Nokia, which has been unsettled by the success of the Apple iPhone and Google’s Android smartphone operating systems, is hoping its partnership with Microsoft will help it catch up.
This week, it was revealed that the Finnish company’s chief executive Stephen Elop had sent a memo to staff warning them that they were “standing on a burning platform”, as Apple and Google increased their share of the smartphone market.
“Standing on a burning platform” Nokia chief executive Stephen Elop in leaked e-mail
The seriousness of the situation for the world’s biggest manufacturer of mobile phones was confimed today when the Finnish economy minister, Mauri Pekkanen, said Nokia was planning major job losses.
“This is the biggest structural reform which has ever impacted new technology in Finland,” he told the Finnish business newspaper Kauppalehti.
The company that once defined mobile phones and the company that once defined computing are coming together in a move that makes perfect sense, writes Benjamin Cohen.
Ten years ago, Nokia was the dominant force in mobile phones. Since then it has been eclipsed in the smartphone market by Apple and then by Google's Android operating system. The latter competes with Nokia's own open source operating system Symbian.
While Nokia still has huge market share in the more basic 'feature-phone' market, the real money in mobile phones is to be made with 'smartphones'. This is a part of the market that Microsoft has been hitting aggressively since the launch of Windows Phone 7 late last year.
Read Benjamin Cohen's blog - Nokia and Microsoft smart phone marriage makes sense
Mr Elop said its plans to link up with Microsoft meant it was now in “a three-horse race”. But the market reaction was negative, with shares falling by more than 11 per cent this morning.
Nokia will use Windows software and the Microsoft Bing search engine.

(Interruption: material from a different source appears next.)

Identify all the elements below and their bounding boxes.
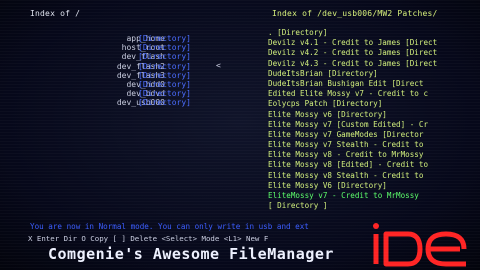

Microsoft’s Windows phone is highly regarded by industry experts, but has just 2 per cent of the market.
Analyst Geoff Blaber, from CCS Insight, said: “This is a partnership born out of both parties’ fear of marginalisation at the hands of Apple and Google, but there is no silver bullet.”
“This is a very frank admission that Nokia’s platform strategy has failed and underlines the seriousness of Nokia’s position. Such a move would have been unthinkable just 12 months ago.”
After days of rumours, Nokia is also carrying out a management shake-up, with the heads of the company in America and China leaving.
Microsoft, which has been struggling in the wireless market, is hoping that Nokia’s use of its Bing search engine will help it compete with Google.
What punters can expect
After the success of the i-Phone and Android, do not expect anything that will challenge their dominance in the smartphone market any time soon. That is the view of What Mobile editor Jonathan Morris on the new partnership between Nokia and Microsoft.
In the short term, anything the two companies would be able to produce would look very similar to what is available at the moment, said Mr Morris. As such, it would be safe to assume a rival to the i-Phone and Android operating systems was not "imminent".
Mr Morris said: "The problem Nokia has is that the Windows Phone has not proven itself to be a successful platform. Android has come from nowhere. Now it is huge. Symbian (Nokia's current operating system) has got a lot of users and they will feel let down because there's no chance Symbian will survive this."
The problem for Nokia was that it would be very expensive to support two operating systems, Symbian and Windows, at the same time. Symbian was "a fantastic operating system" when it was launched in 2001, but it was superseded by the i-Phone six years later. "Nokia should have been working as fast as possible to do what Apple had done."
Mr Morris added that other mobile phone manufacturers, like Sony Ericsson, had quickly taken advantage of Android's technology, while Nokia had been left behind.